A few non-spoiler code patterns

The newer optimized code lives in galaxy_cuda.cpp. Even though it’s written in CUDA-like syntax, it fits the same workflow described in my report (hipify + hipcc) when targeting AMD.

1) Fail fast on GPU errors

#define gpuErrchk(ans)                        \
	{                                         \
		gpuAssert((ans), __FILE__, __LINE__); \
	}

inline internal void
gpuAssert(cudaError_t code, const char *file, int line, bool abort = true)
{
	if (code != cudaSuccess)
	{
		fprintf(stderr, "   GPUassert: %s %s %d\n", cudaGetErrorString(code), file, line);
		if (abort) exit(code);
	}
}

2) Launch configuration and shared-memory budgeting

This problem is “embarrassingly parallel” in the pair enumeration sense, but not in the histogram accumulation sense — the kernel launch and shared-memory size become part of the performance story:

dim3 threadsInBlock(32, 32);
dim3 threadBlocks = dim3(
	ceil((N + threadsInBlock.x - 1) / threadsInBlock.x),
	ceil((N + threadsInBlock.y - 1) / threadsInBlock.y));

size_t sharedMemSize = 3 * binsperdegree * totaldegrees * sizeof(unsigned long long int);
fill_histograms<<<threadBlocks, threadsInBlock, sharedMemSize>>>(
	d_real_rasc, d_real_decl, d_rand_rasc, d_rand_decl,
	d_histogram_DR, d_histogram_DD, d_histogram_RR);

3) Shared-memory histogram layout (high-level)

Inside the kernel, the histograms are laid out in shared memory and initialized cooperatively.
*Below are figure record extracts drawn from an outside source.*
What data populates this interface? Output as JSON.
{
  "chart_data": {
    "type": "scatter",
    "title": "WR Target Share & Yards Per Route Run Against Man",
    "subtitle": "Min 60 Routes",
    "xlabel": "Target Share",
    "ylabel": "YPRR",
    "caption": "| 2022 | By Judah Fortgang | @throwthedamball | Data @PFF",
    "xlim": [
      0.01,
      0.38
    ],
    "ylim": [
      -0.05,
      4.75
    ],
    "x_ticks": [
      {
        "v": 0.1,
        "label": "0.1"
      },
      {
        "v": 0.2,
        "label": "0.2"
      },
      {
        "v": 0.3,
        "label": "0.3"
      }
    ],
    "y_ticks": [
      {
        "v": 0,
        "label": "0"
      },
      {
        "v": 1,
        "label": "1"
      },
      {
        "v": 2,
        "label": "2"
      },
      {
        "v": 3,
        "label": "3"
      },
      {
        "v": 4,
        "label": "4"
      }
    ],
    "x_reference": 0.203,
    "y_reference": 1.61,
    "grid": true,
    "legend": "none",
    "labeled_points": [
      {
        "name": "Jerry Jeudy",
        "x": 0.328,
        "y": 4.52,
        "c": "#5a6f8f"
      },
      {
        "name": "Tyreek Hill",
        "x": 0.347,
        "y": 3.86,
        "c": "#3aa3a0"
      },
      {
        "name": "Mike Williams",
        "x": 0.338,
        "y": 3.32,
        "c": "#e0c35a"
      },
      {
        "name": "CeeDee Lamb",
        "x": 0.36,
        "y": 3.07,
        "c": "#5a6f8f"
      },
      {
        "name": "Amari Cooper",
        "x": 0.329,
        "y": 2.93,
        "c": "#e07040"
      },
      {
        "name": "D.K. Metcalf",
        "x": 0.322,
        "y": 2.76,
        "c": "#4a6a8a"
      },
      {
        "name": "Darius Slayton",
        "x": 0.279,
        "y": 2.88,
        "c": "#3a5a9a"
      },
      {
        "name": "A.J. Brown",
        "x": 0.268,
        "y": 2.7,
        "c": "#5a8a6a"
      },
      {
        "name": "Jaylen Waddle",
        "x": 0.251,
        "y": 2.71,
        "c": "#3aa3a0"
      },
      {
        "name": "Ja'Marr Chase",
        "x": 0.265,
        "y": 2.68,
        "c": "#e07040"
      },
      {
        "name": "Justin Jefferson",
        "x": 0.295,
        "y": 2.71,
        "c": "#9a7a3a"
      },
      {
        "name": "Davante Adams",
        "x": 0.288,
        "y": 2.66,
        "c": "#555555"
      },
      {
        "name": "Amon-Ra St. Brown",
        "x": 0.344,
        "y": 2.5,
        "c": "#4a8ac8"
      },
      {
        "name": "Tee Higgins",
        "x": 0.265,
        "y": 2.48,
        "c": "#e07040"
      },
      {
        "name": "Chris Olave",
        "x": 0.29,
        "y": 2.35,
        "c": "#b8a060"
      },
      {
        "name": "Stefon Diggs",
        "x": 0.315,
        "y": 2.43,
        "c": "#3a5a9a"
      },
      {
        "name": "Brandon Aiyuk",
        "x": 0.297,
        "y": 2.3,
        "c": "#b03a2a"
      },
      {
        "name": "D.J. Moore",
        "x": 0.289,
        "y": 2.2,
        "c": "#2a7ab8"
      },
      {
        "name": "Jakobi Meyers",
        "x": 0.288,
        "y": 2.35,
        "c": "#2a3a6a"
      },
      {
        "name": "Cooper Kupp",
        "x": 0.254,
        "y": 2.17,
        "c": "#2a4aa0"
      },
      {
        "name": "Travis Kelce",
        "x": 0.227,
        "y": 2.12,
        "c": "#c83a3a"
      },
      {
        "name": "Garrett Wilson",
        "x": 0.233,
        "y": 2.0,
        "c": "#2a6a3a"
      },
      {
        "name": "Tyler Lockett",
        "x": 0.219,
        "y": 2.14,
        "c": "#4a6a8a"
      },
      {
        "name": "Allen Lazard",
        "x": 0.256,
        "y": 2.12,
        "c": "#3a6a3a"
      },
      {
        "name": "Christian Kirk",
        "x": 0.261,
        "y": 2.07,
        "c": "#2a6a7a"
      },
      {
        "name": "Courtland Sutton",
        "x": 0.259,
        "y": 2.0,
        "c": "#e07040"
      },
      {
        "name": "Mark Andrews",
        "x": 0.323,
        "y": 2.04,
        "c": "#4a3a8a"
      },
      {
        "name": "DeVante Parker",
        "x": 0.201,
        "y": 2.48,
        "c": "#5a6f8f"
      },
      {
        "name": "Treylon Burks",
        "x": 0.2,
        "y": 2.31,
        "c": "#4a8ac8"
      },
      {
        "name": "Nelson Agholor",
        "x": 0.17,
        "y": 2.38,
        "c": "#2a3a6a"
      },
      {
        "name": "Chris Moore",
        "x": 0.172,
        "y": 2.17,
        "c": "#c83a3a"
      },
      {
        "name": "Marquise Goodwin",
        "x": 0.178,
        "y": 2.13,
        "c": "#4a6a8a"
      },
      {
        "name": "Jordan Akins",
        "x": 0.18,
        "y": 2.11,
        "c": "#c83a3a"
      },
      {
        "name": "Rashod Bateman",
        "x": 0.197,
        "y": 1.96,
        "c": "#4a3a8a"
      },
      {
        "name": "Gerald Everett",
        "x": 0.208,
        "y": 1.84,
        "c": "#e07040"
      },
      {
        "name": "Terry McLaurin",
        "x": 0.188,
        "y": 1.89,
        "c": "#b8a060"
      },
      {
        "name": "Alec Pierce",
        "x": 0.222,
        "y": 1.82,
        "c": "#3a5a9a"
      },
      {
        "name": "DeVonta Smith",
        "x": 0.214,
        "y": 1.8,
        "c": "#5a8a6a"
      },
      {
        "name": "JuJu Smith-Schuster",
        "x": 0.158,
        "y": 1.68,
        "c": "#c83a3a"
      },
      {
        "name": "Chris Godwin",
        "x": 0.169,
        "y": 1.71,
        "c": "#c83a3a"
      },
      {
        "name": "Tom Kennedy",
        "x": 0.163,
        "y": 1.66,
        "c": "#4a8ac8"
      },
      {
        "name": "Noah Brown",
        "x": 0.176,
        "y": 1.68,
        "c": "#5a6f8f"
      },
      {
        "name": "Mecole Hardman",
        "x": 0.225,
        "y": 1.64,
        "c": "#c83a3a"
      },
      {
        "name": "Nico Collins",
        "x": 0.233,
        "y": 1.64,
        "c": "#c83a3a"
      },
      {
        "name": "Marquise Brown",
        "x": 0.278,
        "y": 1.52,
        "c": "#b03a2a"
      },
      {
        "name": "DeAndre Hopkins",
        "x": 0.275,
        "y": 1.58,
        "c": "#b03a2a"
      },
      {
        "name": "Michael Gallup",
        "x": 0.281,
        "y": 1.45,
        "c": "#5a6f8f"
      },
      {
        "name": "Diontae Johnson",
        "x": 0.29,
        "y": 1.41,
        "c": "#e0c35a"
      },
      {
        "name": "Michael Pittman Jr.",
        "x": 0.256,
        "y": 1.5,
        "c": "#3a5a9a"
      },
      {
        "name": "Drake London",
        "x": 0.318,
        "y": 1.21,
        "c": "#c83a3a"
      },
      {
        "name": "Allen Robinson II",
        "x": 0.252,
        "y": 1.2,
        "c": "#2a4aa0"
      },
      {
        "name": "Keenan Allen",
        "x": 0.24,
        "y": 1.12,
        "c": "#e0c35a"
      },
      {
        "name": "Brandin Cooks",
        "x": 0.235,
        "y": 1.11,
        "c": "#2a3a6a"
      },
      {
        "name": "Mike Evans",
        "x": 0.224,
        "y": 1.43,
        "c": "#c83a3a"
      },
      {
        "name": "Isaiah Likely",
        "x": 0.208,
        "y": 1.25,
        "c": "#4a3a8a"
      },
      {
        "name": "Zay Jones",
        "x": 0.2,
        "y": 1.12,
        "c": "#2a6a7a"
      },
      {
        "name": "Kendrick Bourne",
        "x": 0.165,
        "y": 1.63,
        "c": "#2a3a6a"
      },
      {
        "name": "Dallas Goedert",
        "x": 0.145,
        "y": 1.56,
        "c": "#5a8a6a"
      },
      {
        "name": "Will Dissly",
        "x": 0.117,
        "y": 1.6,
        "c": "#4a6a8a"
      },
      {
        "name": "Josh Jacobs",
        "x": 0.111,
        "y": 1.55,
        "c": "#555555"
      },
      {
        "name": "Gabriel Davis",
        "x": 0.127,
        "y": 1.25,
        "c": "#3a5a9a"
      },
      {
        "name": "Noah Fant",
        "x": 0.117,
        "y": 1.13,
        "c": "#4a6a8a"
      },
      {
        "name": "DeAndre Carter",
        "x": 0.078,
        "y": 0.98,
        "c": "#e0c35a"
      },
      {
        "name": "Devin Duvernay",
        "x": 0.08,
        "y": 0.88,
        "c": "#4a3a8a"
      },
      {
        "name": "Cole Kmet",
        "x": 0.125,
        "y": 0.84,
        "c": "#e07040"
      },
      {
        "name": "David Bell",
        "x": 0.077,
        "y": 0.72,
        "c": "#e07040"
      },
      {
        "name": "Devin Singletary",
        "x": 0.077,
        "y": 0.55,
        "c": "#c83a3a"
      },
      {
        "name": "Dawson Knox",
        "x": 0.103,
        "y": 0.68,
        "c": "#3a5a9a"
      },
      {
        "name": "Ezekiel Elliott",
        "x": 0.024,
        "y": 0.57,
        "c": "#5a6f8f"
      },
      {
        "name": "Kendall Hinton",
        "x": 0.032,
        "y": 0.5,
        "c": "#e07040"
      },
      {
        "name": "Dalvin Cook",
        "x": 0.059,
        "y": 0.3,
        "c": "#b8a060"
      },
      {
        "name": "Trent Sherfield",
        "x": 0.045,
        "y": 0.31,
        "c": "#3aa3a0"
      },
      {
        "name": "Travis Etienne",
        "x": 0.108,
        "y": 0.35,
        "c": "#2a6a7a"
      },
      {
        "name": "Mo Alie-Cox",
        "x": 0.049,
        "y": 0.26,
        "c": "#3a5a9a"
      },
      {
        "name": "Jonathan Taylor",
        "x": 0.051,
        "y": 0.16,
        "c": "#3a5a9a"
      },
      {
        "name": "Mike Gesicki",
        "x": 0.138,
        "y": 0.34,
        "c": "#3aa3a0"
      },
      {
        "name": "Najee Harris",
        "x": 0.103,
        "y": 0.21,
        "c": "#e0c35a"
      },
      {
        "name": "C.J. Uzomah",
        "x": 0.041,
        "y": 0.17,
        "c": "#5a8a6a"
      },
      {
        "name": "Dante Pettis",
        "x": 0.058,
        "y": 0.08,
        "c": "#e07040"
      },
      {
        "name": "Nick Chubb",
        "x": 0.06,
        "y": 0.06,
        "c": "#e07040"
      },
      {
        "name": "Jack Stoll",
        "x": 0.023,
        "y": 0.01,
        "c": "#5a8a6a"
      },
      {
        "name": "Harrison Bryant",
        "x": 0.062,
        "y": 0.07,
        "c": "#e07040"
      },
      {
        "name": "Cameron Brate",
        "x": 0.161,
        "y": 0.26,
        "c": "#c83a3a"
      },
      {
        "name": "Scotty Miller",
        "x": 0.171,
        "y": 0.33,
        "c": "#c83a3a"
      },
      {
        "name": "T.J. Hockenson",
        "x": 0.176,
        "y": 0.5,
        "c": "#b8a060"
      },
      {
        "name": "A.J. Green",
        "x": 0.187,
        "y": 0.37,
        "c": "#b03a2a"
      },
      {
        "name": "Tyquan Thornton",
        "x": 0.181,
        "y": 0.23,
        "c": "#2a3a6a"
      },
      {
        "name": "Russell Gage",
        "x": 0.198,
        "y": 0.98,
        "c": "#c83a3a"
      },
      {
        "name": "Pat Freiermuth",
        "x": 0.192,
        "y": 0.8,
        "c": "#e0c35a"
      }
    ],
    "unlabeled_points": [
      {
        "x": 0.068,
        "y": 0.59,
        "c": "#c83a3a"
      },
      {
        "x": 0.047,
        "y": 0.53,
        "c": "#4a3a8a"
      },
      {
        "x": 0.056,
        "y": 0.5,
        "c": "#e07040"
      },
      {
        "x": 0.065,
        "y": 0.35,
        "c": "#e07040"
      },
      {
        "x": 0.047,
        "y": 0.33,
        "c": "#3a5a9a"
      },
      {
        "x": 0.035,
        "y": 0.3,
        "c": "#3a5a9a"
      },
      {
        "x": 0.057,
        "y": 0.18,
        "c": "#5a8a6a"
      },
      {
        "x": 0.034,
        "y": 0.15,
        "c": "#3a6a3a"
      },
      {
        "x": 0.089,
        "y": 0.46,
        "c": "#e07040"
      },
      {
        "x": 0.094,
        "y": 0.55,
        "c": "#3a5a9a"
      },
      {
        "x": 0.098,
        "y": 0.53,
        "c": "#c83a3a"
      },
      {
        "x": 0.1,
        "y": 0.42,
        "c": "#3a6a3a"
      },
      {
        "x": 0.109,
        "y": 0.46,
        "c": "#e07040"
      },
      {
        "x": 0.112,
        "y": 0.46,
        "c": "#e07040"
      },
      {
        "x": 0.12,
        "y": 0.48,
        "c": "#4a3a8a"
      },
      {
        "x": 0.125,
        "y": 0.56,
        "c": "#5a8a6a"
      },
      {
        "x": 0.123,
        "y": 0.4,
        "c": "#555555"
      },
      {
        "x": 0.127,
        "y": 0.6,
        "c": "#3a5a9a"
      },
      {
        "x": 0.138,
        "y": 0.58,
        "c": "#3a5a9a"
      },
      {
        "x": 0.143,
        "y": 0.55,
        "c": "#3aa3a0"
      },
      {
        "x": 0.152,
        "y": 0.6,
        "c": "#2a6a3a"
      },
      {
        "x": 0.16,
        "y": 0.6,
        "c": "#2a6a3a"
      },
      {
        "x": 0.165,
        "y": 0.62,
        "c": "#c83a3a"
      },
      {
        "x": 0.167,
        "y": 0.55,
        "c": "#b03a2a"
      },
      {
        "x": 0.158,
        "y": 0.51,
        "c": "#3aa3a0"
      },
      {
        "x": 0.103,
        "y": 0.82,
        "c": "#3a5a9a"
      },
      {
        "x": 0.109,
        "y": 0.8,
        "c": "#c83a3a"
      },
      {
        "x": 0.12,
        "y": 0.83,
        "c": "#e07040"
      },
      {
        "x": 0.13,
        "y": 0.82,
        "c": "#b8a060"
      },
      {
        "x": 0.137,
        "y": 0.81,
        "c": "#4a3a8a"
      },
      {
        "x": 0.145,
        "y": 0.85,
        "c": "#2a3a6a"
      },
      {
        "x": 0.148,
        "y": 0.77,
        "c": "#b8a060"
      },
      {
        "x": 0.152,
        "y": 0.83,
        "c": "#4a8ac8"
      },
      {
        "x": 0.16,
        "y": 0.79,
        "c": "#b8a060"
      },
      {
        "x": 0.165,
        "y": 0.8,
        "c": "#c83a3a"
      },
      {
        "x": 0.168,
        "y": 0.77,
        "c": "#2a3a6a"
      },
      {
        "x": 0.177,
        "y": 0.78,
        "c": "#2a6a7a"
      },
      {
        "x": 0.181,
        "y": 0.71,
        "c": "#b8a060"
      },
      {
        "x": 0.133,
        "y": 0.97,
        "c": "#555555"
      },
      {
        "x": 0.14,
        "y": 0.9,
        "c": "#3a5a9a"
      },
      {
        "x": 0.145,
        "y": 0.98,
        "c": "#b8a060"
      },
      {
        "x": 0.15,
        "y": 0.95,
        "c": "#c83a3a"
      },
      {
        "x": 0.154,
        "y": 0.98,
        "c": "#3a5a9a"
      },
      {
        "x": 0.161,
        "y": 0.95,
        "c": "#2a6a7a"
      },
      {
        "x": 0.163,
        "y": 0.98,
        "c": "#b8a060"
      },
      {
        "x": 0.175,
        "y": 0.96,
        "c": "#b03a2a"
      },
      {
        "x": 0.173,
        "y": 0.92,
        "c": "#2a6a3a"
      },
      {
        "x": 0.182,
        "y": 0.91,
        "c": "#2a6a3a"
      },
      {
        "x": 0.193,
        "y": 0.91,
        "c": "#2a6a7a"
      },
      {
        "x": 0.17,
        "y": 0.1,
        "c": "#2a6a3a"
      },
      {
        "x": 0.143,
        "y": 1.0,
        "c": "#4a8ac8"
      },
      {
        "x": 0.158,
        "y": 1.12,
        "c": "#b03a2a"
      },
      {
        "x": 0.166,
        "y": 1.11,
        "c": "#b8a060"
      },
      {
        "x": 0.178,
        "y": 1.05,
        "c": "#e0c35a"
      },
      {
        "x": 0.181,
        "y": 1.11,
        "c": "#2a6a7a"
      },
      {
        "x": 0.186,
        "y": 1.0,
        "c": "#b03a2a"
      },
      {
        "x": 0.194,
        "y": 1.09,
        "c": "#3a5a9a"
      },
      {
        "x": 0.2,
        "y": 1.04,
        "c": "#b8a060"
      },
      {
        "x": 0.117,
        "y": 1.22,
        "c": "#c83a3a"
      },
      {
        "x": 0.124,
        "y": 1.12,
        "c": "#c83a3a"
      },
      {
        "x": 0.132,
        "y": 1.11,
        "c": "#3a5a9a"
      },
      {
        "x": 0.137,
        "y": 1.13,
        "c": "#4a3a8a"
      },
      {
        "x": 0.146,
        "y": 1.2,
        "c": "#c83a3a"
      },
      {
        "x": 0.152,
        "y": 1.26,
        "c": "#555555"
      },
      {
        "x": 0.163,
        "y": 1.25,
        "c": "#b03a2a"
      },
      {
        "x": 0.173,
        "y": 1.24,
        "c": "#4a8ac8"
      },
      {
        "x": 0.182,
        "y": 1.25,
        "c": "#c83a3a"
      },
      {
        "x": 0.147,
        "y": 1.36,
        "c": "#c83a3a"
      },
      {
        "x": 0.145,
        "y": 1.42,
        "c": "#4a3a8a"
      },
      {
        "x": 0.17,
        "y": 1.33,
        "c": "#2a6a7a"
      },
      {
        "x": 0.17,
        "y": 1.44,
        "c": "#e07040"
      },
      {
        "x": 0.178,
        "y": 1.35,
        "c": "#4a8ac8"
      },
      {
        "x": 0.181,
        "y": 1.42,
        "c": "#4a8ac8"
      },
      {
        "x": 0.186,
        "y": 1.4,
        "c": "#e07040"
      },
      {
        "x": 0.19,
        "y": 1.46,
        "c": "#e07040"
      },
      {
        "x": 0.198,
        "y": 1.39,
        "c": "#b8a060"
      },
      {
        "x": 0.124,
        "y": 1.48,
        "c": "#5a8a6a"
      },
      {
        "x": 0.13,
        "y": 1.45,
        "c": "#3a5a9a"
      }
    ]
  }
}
I’m intentionally not including the angle math or binning logic here.

extern __shared__ unsigned long long int s_hist[];
unsigned long long int *s_hist_DR = s_hist;
unsigned long long int *s_hist_DD = s_hist_DR + num_bins;
unsigned long long int *s_hist_RR = s_hist_DD + num_bins;

for (int b = threadIdx.y * blockDim.x + threadIdx.x; b < num_bins; b += blockDim.x * blockDim.y)
{
	s_hist_DR[b] = 0;
	s_hist_DD[b] = 0;
	s_hist_RR[b] = 0;
}
__syncthreads();

What I learned

This project was a good reminder that performance isn’t just “more threads”:

  • The math is the easy part; memory traffic and contention dominate.
  • Small structural changes (like how you accumulate histograms) can matter more than micro-optimizing trig.
  • Being able to iterate on real hardware (in my case AMD + HIP) helped a lot.